Oregon factory jobs bounced back after pandemic, then faded again
Published 1:00 pm Monday, August 14, 2023
- Krumenauer
PORTLAND — Oregon manufacturing’s pandemic recovery may be over, with factories shedding thousands of jobs since last summer.
The declines stand out because other parts of Oregon’s economy are continuing their recovery, adding workers, and because the state’s jobless rate is near a historic low at 3.5%.
Manufacturing recoveries tend to be incomplete, reflecting a long-term decline in factory work in Oregon and across the country.
“Every time we go through a recession, manufacturing doesn’t get back to where it was before,” said Gail Krumenauer, economist with the Oregon Employment Department.
That protracted deterioration of blue-collar jobs reflects offshored production work, especially in the 1990s and early 2000s; increased automation on the factory floor; and the closure of aging factories that are too expensive to replace.
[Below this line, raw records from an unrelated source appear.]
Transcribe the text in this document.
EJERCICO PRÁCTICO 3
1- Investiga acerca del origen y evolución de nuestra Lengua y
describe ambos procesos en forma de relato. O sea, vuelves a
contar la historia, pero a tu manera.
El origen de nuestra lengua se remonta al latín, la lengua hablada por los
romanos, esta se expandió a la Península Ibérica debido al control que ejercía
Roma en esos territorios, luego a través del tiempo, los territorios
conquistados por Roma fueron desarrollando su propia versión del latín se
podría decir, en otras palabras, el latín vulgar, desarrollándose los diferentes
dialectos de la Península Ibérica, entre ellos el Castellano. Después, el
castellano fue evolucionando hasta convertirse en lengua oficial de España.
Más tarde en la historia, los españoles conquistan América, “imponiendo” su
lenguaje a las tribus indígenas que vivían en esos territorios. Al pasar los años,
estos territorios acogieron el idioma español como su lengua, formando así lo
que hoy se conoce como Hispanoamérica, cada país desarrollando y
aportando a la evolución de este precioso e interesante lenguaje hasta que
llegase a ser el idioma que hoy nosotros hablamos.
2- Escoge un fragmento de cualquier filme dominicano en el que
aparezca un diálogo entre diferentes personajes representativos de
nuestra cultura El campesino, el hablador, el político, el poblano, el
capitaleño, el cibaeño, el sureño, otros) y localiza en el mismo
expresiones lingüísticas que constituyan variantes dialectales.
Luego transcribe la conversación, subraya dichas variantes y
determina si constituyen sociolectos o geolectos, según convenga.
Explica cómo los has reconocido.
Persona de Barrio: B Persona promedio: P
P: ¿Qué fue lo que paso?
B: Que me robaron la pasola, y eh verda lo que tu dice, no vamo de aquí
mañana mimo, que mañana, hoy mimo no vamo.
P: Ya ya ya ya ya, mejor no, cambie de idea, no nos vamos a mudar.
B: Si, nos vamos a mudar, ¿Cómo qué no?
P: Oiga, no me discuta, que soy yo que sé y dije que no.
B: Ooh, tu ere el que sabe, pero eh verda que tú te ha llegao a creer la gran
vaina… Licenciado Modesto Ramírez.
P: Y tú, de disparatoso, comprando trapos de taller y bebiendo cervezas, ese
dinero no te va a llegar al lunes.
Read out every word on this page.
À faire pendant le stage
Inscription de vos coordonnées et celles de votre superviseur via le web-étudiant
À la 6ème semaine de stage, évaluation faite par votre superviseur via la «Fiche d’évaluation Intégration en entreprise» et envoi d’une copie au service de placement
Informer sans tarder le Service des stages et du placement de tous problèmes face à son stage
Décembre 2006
Oregon manufacturing has held up better than in other parts of the country, but in the pandemic’s wake, Oregon factories appear to be faring a little worse.
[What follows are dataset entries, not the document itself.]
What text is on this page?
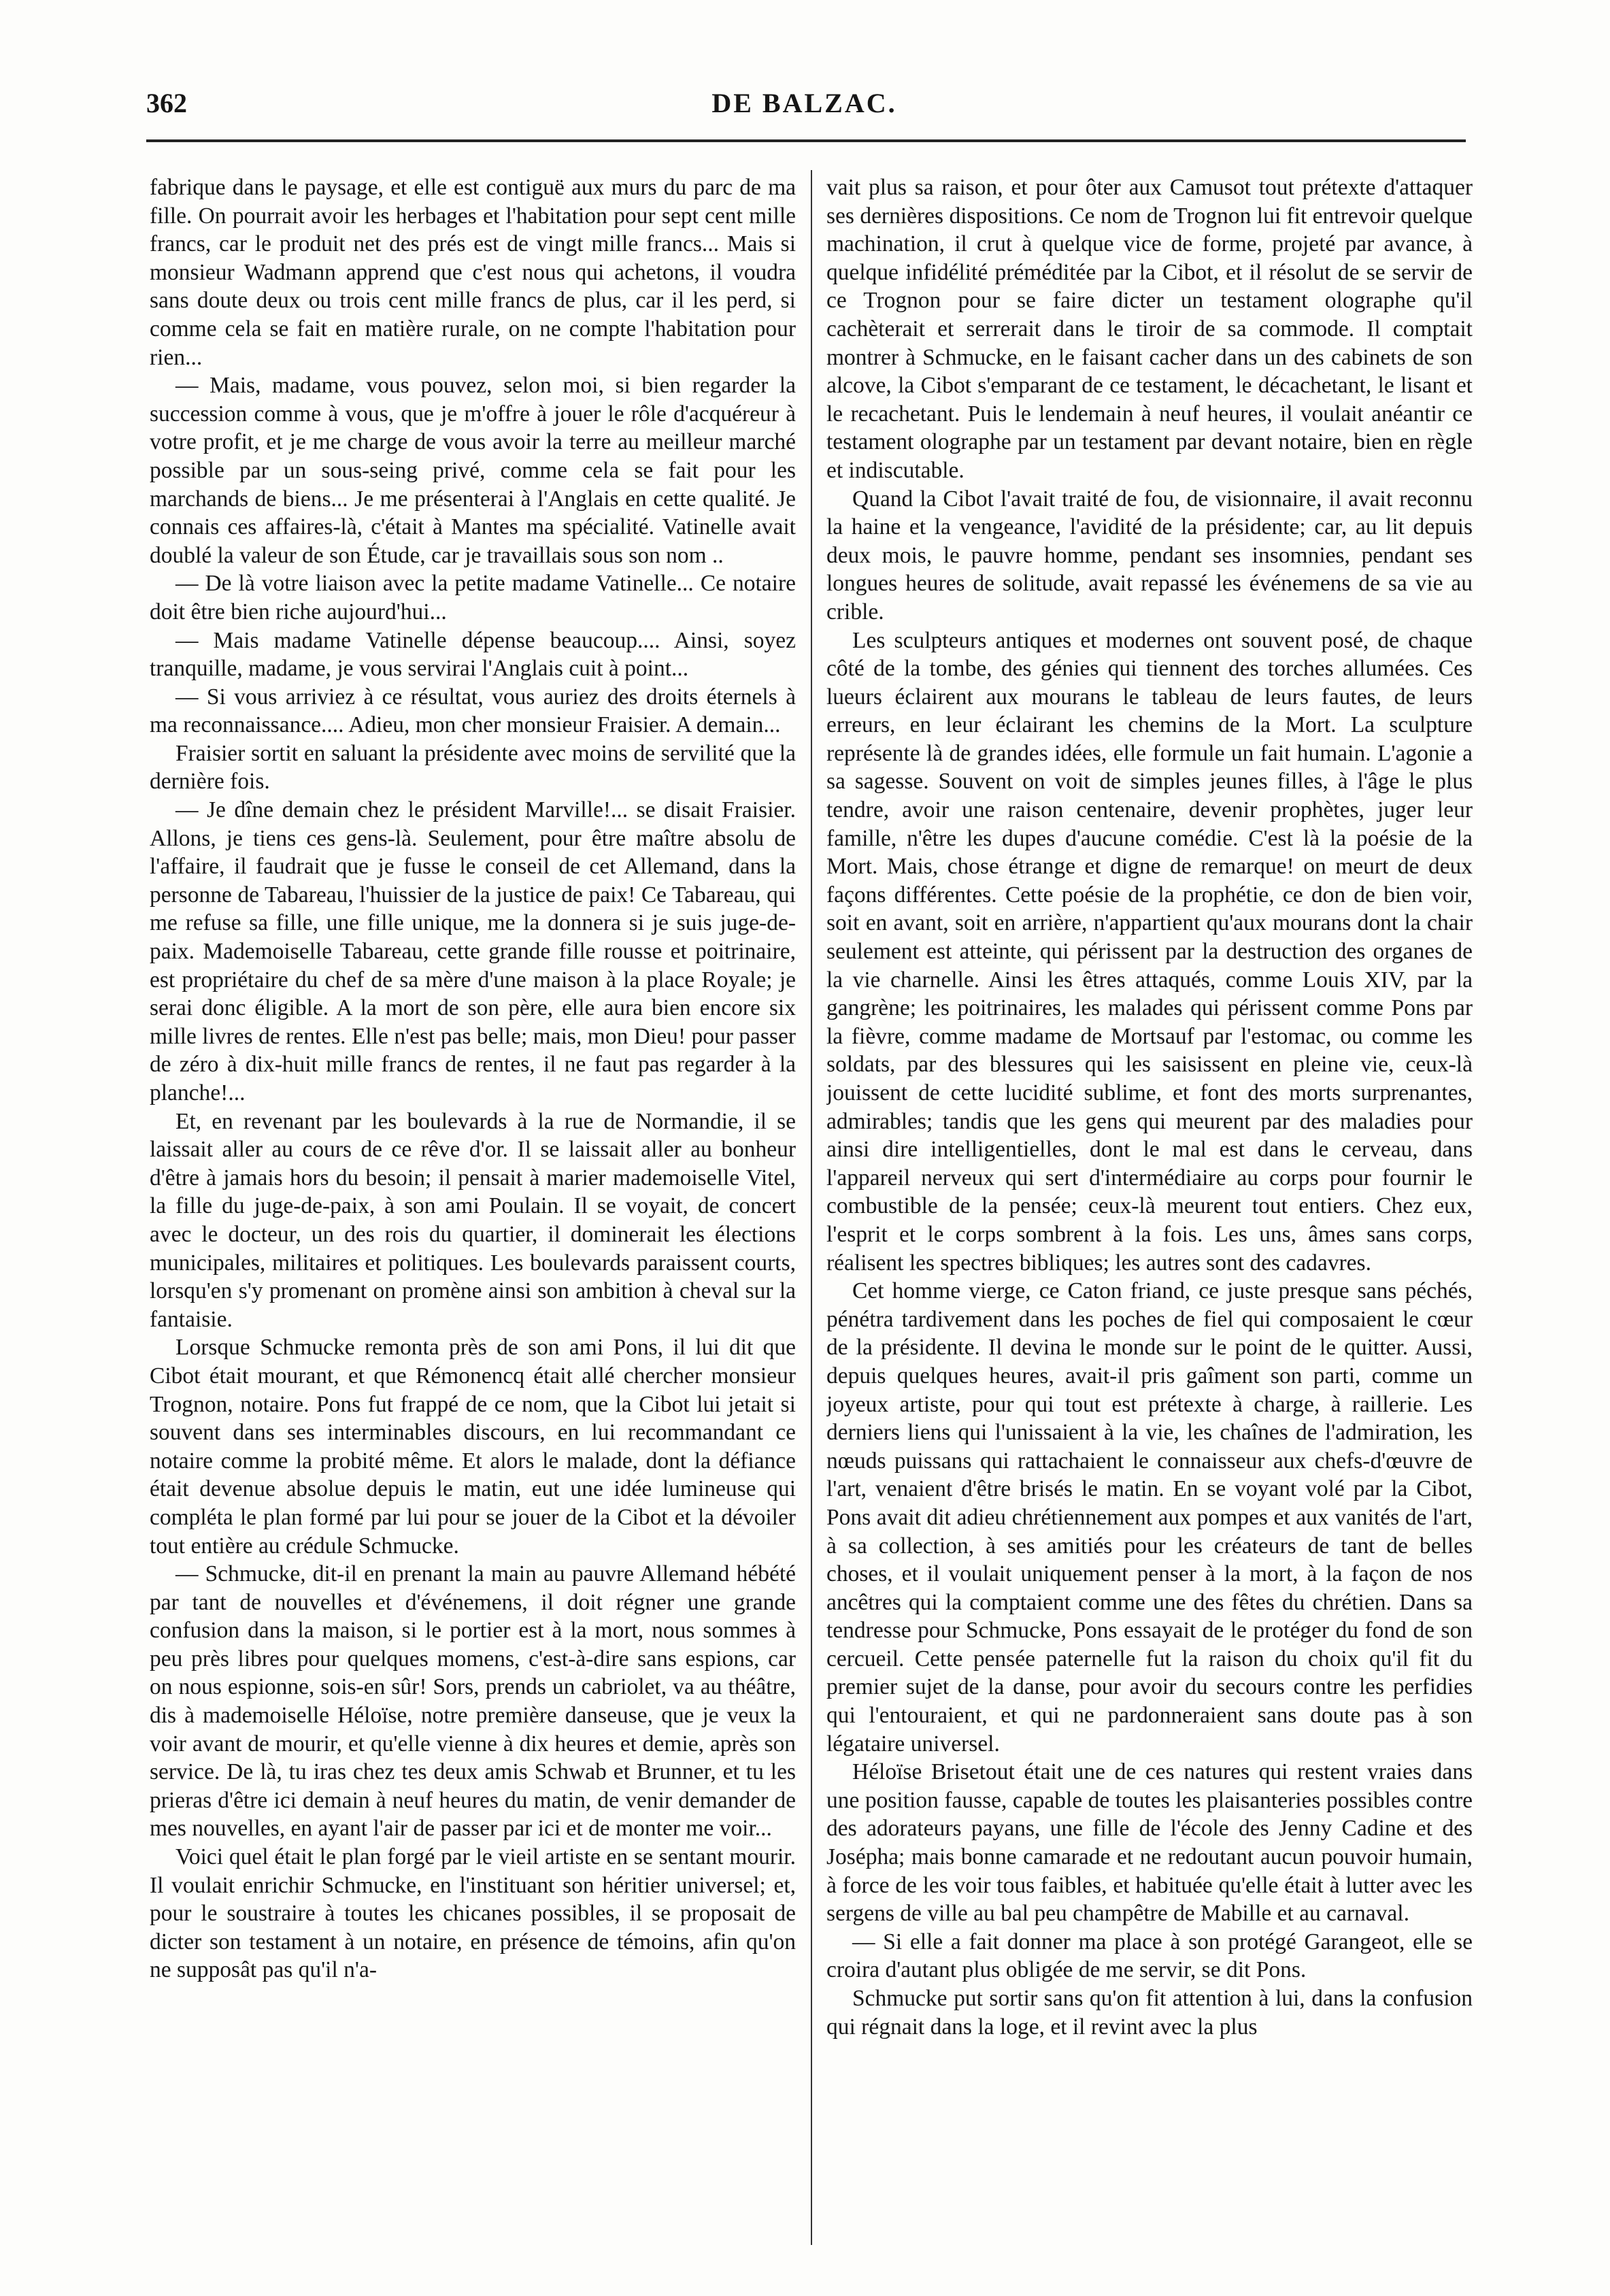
362	DE BALZAC.

fabrique dans le paysage, et elle est contiguë aux murs du parc de ma fille. On pourrait avoir les herbages et l'habitation pour sept cent mille francs, car le produit net des prés est de vingt mille francs... Mais si monsieur Wadmann apprend que c'est nous qui achetons, il voudra sans doute deux ou trois cent mille francs de plus, car il les perd, si comme cela se fait en matière rurale, on ne compte l'habitation pour rien...

— Mais, madame, vous pouvez, selon moi, si bien regarder la succession comme à vous, que je m'offre à jouer le rôle d'acquéreur à votre profit, et je me charge de vous avoir la terre au meilleur marché possible par un sous-seing privé, comme cela se fait pour les marchands de biens... Je me présenterai à l'Anglais en cette qualité. Je connais ces affaires-là, c'était à Mantes ma spécialité. Vatinelle avait doublé la valeur de son Étude, car je travaillais sous son nom ..

— De là votre liaison avec la petite madame Vatinelle... Ce notaire doit être bien riche aujourd'hui...

— Mais madame Vatinelle dépense beaucoup.... Ainsi, soyez tranquille, madame, je vous servirai l'Anglais cuit à point...

— Si vous arriviez à ce résultat, vous auriez des droits éternels à ma reconnaissance.... Adieu, mon cher monsieur Fraisier. A demain...

Fraisier sortit en saluant la présidente avec moins de servilité que la dernière fois.

— Je dîne demain chez le président Marville!... se disait Fraisier. Allons, je tiens ces gens-là. Seulement, pour être maître absolu de l'affaire, il faudrait que je fusse le conseil de cet Allemand, dans la personne de Tabareau, l'huissier de la justice de paix! Ce Tabareau, qui me refuse sa fille, une fille unique, me la donnera si je suis juge-de-paix. Mademoiselle Tabareau, cette grande fille rousse et poitrinaire, est propriétaire du chef de sa mère d'une maison à la place Royale; je serai donc éligible. A la mort de son père, elle aura bien encore six mille livres de rentes. Elle n'est pas belle; mais, mon Dieu! pour passer de zéro à dix-huit mille francs de rentes, il ne faut pas regarder à la planche!...

Et, en revenant par les boulevards à la rue de Normandie, il se laissait aller au cours de ce rêve d'or. Il se laissait aller au bonheur d'être à jamais hors du besoin; il pensait à marier mademoiselle Vitel, la fille du juge-de-paix, à son ami Poulain. Il se voyait, de concert avec le docteur, un des rois du quartier, il dominerait les élections municipales, militaires et politiques. Les boulevards paraissent courts, lorsqu'en s'y promenant on promène ainsi son ambition à cheval sur la fantaisie.

Lorsque Schmucke remonta près de son ami Pons, il lui dit que Cibot était mourant, et que Rémonencq était allé chercher monsieur Trognon, notaire. Pons fut frappé de ce nom, que la Cibot lui jetait si souvent dans ses interminables discours, en lui recommandant ce notaire comme la probité même. Et alors le malade, dont la défiance était devenue absolue depuis le matin, eut une idée lumineuse qui compléta le plan formé par lui pour se jouer de la Cibot et la dévoiler tout entière au crédule Schmucke.

— Schmucke, dit-il en prenant la main au pauvre Allemand hébété par tant de nouvelles et d'événemens, il doit régner une grande confusion dans la maison, si le portier est à la mort, nous sommes à peu près libres pour quelques momens, c'est-à-dire sans espions, car on nous espionne, sois-en sûr! Sors, prends un cabriolet, va au théâtre, dis à mademoiselle Héloïse, notre première danseuse, que je veux la voir avant de mourir, et qu'elle vienne à dix heures et demie, après son service. De là, tu iras chez tes deux amis Schwab et Brunner, et tu les prieras d'être ici demain à neuf heures du matin, de venir demander de mes nouvelles, en ayant l'air de passer par ici et de monter me voir...

Voici quel était le plan forgé par le vieil artiste en se sentant mourir. Il voulait enrichir Schmucke, en l'instituant son héritier universel; et, pour le soustraire à toutes les chicanes possibles, il se proposait de dicter son testament à un notaire, en présence de témoins, afin qu'on ne supposât pas qu'il n'a-

vait plus sa raison, et pour ôter aux Camusot tout prétexte d'attaquer ses dernières dispositions. Ce nom de Trognon lui fit entrevoir quelque machination, il crut à quelque vice de forme, projeté par avance, à quelque infidélité préméditée par la Cibot, et il résolut de se servir de ce Trognon pour se faire dicter un testament olographe qu'il cachèterait et serrerait dans le tiroir de sa commode. Il comptait montrer à Schmucke, en le faisant cacher dans un des cabinets de son alcove, la Cibot s'emparant de ce testament, le décachetant, le lisant et le recachetant. Puis le lendemain à neuf heures, il voulait anéantir ce testament olographe par un testament par devant notaire, bien en règle et indiscutable.

Quand la Cibot l'avait traité de fou, de visionnaire, il avait reconnu la haine et la vengeance, l'avidité de la présidente; car, au lit depuis deux mois, le pauvre homme, pendant ses insomnies, pendant ses longues heures de solitude, avait repassé les événemens de sa vie au crible.

Les sculpteurs antiques et modernes ont souvent posé, de chaque côté de la tombe, des génies qui tiennent des torches allumées. Ces lueurs éclairent aux mourans le tableau de leurs fautes, de leurs erreurs, en leur éclairant les chemins de la Mort. La sculpture représente là de grandes idées, elle formule un fait humain. L'agonie a sa sagesse. Souvent on voit de simples jeunes filles, à l'âge le plus tendre, avoir une raison centenaire, devenir prophètes, juger leur famille, n'être les dupes d'aucune comédie. C'est là la poésie de la Mort. Mais, chose étrange et digne de remarque! on meurt de deux façons différentes. Cette poésie de la prophétie, ce don de bien voir, soit en avant, soit en arrière, n'appartient qu'aux mourans dont la chair seulement est atteinte, qui périssent par la destruction des organes de la vie charnelle. Ainsi les êtres attaqués, comme Louis XIV, par la gangrène; les poitrinaires, les malades qui périssent comme Pons par la fièvre, comme madame de Mortsauf par l'estomac, ou comme les soldats, par des blessures qui les saisissent en pleine vie, ceux-là jouissent de cette lucidité sublime, et font des morts surprenantes, admirables; tandis que les gens qui meurent par des maladies pour ainsi dire intelligentielles, dont le mal est dans le cerveau, dans l'appareil nerveux qui sert d'intermédiaire au corps pour fournir le combustible de la pensée; ceux-là meurent tout entiers. Chez eux, l'esprit et le corps sombrent à la fois. Les uns, âmes sans corps, réalisent les spectres bibliques; les autres sont des cadavres.

Cet homme vierge, ce Caton friand, ce juste presque sans péchés, pénétra tardivement dans les poches de fiel qui composaient le cœur de la présidente. Il devina le monde sur le point de le quitter. Aussi, depuis quelques heures, avait-il pris gaîment son parti, comme un joyeux artiste, pour qui tout est prétexte à charge, à raillerie. Les derniers liens qui l'unissaient à la vie, les chaînes de l'admiration, les nœuds puissans qui rattachaient le connaisseur aux chefs-d'œuvre de l'art, venaient d'être brisés le matin. En se voyant volé par la Cibot, Pons avait dit adieu chrétiennement aux pompes et aux vanités de l'art, à sa collection, à ses amitiés pour les créateurs de tant de belles choses, et il voulait uniquement penser à la mort, à la façon de nos ancêtres qui la comptaient comme une des fêtes du chrétien. Dans sa tendresse pour Schmucke, Pons essayait de le protéger du fond de son cercueil. Cette pensée paternelle fut la raison du choix qu'il fit du premier sujet de la danse, pour avoir du secours contre les perfidies qui l'entouraient, et qui ne pardonneraient sans doute pas à son légataire universel.

Héloïse Brisetout était une de ces natures qui restent vraies dans une position fausse, capable de toutes les plaisanteries possibles contre des adorateurs payans, une fille de l'école des Jenny Cadine et des Josépha; mais bonne camarade et ne redoutant aucun pouvoir humain, à force de les voir tous faibles, et habituée qu'elle était à lutter avec les sergens de ville au bal peu champêtre de Mabille et au carnaval.

— Si elle a fait donner ma place à son protégé Garangeot, elle se croira d'autant plus obligée de me servir, se dit Pons.

Schmucke put sortir sans qu'on fit attention à lui, dans la confusion qui régnait dans la loge, et il revint avec la plus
Nationally, manufacturing employment is up about 1% in the past year. It’s down a little more than 2%, about 4,100 jobs, in Oregon.
The cuts come across a variety of industries. Intel laid off an unspecified number of Oregon workers beginning last fall. Toilet paper factories in Scappoose and St. Helens are closing. Marquis Hot Tubs is laying off 115 in Independence. And just last week, the Tree Top fruit processing plant in Medford announced it will shut down and lay off 74.
There’s no simple answer for why factory work has been cooling off in Oregon, according to Krumenauer: “We’re seeing different trends happen in different types of manufacturing.”
For example, Oregon food manufacturing employment is up robustly over the past year, adding 900 workers. But machinery, paper manufacturing, wood products, and computer and electronics have all shed jobs.
Metals and machinery jobs, which each fell about 20% in the first months of the pandemic, have been roughly flat over the past year.
“The mix of things that’s going on for different employers and different industries has been changing, just as it is overall for the economy,” Krumenauer said.
And in Oregon manufacturing right now, the losers outnumber the winners.
But while some segments are shedding jobs, Krumenauer said factories are still snapping up workers when they can find them, underscoring the state’s enduring labor shortage. She said Oregon manufacturers had 7,100 open jobs at any given time last spring.
“There’s still hiring going on there,” Krumenauer said, “and there’s still a demand there for workers.”